Originally Posted By: olivant
That raises a question: why would Roth agree to let Michael move Klingman out?


I would argue it was just a sacrifice of a pawn in Roth's chess game to get Michael.

Roth was following Bruce Lee's advice:

Don't get set into one form, adapt it and build your own, and let it grow, be like water. Empty your mind, be formless, shapeless — like water. Now you put water in a cup, it becomes the cup; You put water into a bottle it becomes the bottle; You put it in a teapot it becomes the teapot. Now water can flow or it can crash. Be water, my friend.

Michael was set on moving into Vegas and it wasn't in Roth's interest (ability???) to confront him directly over Klingman.

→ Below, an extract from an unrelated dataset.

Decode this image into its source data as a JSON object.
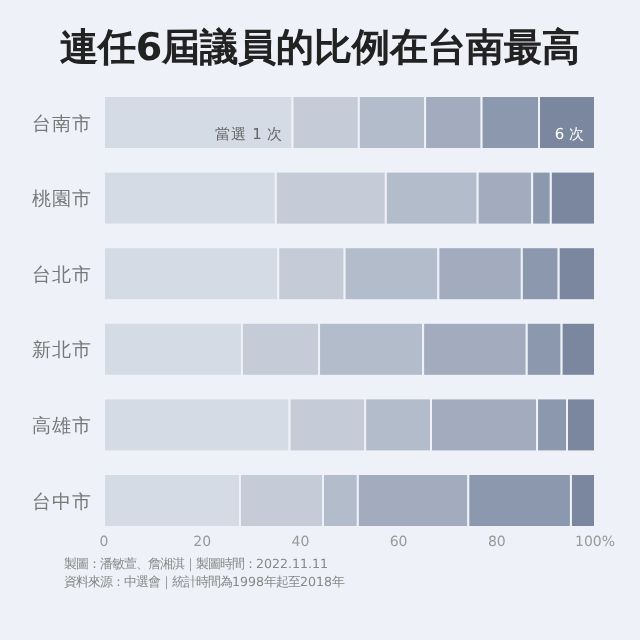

Far better to scrape and smile and offer no resistance while all the time planning his assassination attempts, while aided by at least one traitor inside the Family.

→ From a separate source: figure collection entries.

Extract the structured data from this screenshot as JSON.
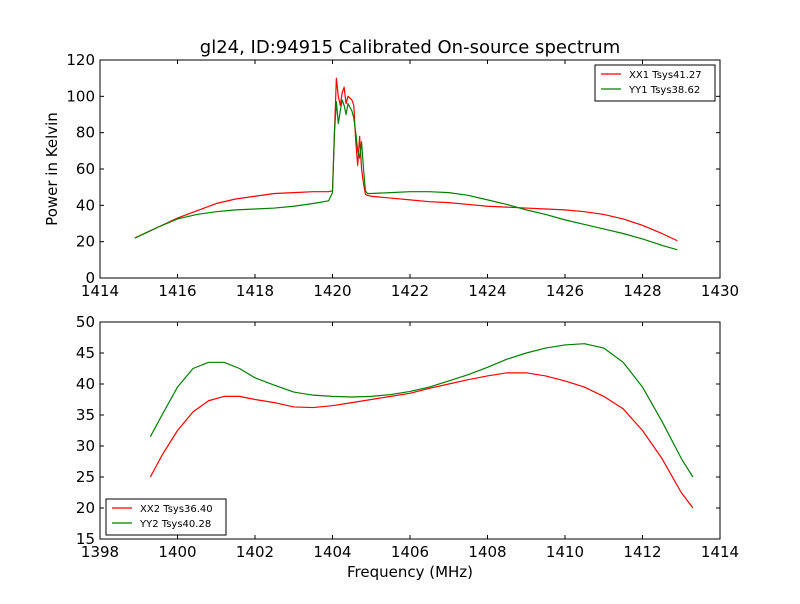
{
  "figure": {
    "title": "gl24, ID:94915 Calibrated On-source spectrum"
  },
  "chart_data": [
    {
      "type": "line",
      "title": "gl24, ID:94915 Calibrated On-source spectrum",
      "xlabel": "",
      "ylabel": "Power in Kelvin",
      "xlim": [
        1414,
        1430
      ],
      "ylim": [
        0,
        120
      ],
      "xticks": [
        "1414",
        "1416",
        "1418",
        "1420",
        "1422",
        "1424",
        "1426",
        "1428",
        "1430"
      ],
      "yticks": [
        "0",
        "20",
        "40",
        "60",
        "80",
        "100",
        "120"
      ],
      "grid": false,
      "legend_position": "upper right",
      "series": [
        {
          "name": "XX1 Tsys41.27",
          "color": "#ff0000",
          "x": [
            1414.9,
            1415.2,
            1415.5,
            1416.0,
            1416.5,
            1417.0,
            1417.5,
            1418.0,
            1418.5,
            1419.0,
            1419.5,
            1419.9,
            1420.0,
            1420.05,
            1420.1,
            1420.15,
            1420.2,
            1420.25,
            1420.3,
            1420.35,
            1420.4,
            1420.5,
            1420.55,
            1420.6,
            1420.65,
            1420.7,
            1420.75,
            1420.8,
            1420.85,
            1420.9,
            1421.0,
            1421.5,
            1422.0,
            1422.5,
            1423.0,
            1423.5,
            1424.0,
            1424.5,
            1425.0,
            1425.5,
            1426.0,
            1426.5,
            1427.0,
            1427.5,
            1428.0,
            1428.5,
            1428.9
          ],
          "y": [
            22,
            25,
            28,
            33,
            37,
            41,
            43.5,
            45,
            46.5,
            47,
            47.5,
            47.5,
            48,
            80,
            110,
            100,
            95,
            102,
            105,
            96,
            100,
            98,
            95,
            75,
            62,
            78,
            60,
            52,
            46,
            45.5,
            45,
            44,
            43,
            42,
            41.5,
            40.5,
            39.5,
            39,
            38.5,
            38,
            37.5,
            36.5,
            35,
            32.5,
            29,
            24.5,
            20.5
          ]
        },
        {
          "name": "YY1 Tsys38.62",
          "color": "#008000",
          "x": [
            1414.9,
            1415.2,
            1415.5,
            1416.0,
            1416.5,
            1417.0,
            1417.5,
            1418.0,
            1418.5,
            1419.0,
            1419.5,
            1419.9,
            1420.0,
            1420.05,
            1420.1,
            1420.15,
            1420.2,
            1420.25,
            1420.3,
            1420.35,
            1420.4,
            1420.5,
            1420.55,
            1420.6,
            1420.65,
            1420.7,
            1420.75,
            1420.8,
            1420.85,
            1420.9,
            1421.0,
            1421.5,
            1422.0,
            1422.5,
            1423.0,
            1423.5,
            1424.0,
            1424.5,
            1425.0,
            1425.5,
            1426.0,
            1426.5,
            1427.0,
            1427.5,
            1428.0,
            1428.5,
            1428.9
          ],
          "y": [
            22,
            25,
            28,
            32.5,
            35,
            36.5,
            37.5,
            38,
            38.5,
            39.5,
            41,
            42.5,
            47,
            80,
            97,
            85,
            92,
            98,
            95,
            90,
            96,
            92,
            88,
            80,
            70,
            66,
            75,
            60,
            48,
            46.5,
            46.5,
            47,
            47.5,
            47.5,
            47,
            45.5,
            43,
            40.5,
            37.5,
            35,
            32,
            29.5,
            27,
            24.5,
            21.5,
            18,
            15.5
          ]
        }
      ]
    },
    {
      "type": "line",
      "title": "",
      "xlabel": "Frequency (MHz)",
      "ylabel": "",
      "xlim": [
        1398,
        1414
      ],
      "ylim": [
        15,
        50
      ],
      "xticks": [
        "1398",
        "1400",
        "1402",
        "1404",
        "1406",
        "1408",
        "1410",
        "1412",
        "1414"
      ],
      "yticks": [
        "15",
        "20",
        "25",
        "30",
        "35",
        "40",
        "45",
        "50"
      ],
      "grid": false,
      "legend_position": "lower left",
      "series": [
        {
          "name": "XX2 Tsys36.40",
          "color": "#ff0000",
          "x": [
            1399.3,
            1399.6,
            1400.0,
            1400.4,
            1400.8,
            1401.2,
            1401.6,
            1402.0,
            1402.5,
            1403.0,
            1403.5,
            1404.0,
            1404.5,
            1405.0,
            1405.5,
            1406.0,
            1406.5,
            1407.0,
            1407.5,
            1408.0,
            1408.5,
            1409.0,
            1409.5,
            1410.0,
            1410.5,
            1411.0,
            1411.5,
            1412.0,
            1412.5,
            1413.0,
            1413.3
          ],
          "y": [
            25,
            28.5,
            32.5,
            35.5,
            37.3,
            38,
            38,
            37.5,
            37,
            36.3,
            36.2,
            36.5,
            37,
            37.5,
            38,
            38.5,
            39.3,
            40,
            40.7,
            41.3,
            41.8,
            41.8,
            41.3,
            40.5,
            39.5,
            38,
            36,
            32.5,
            28,
            22.5,
            20
          ]
        },
        {
          "name": "YY2 Tsys40.28",
          "color": "#008000",
          "x": [
            1399.3,
            1399.6,
            1400.0,
            1400.4,
            1400.8,
            1401.2,
            1401.6,
            1402.0,
            1402.5,
            1403.0,
            1403.5,
            1404.0,
            1404.5,
            1405.0,
            1405.5,
            1406.0,
            1406.5,
            1407.0,
            1407.5,
            1408.0,
            1408.5,
            1409.0,
            1409.5,
            1410.0,
            1410.5,
            1411.0,
            1411.5,
            1412.0,
            1412.5,
            1413.0,
            1413.3
          ],
          "y": [
            31.5,
            35,
            39.5,
            42.5,
            43.5,
            43.5,
            42.5,
            41,
            39.8,
            38.7,
            38.2,
            38,
            37.9,
            38,
            38.3,
            38.8,
            39.5,
            40.5,
            41.5,
            42.7,
            44,
            45,
            45.8,
            46.3,
            46.5,
            45.8,
            43.5,
            39.5,
            34,
            28,
            25
          ]
        }
      ]
    }
  ]
}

"When the snows fall and the white winds blow, the lone wolf dies but the pack survives."
Winter is Coming

Now this is the Law of the Jungle—as old and as true as the sky; And the wolf that shall keep it may prosper, but the wolf that shall break it must die.
As the creeper that girdles the tree-trunk, the Law runneth forward and back; For the strength of the Pack is the Wolf, and the strength of the Wolf is the Pack.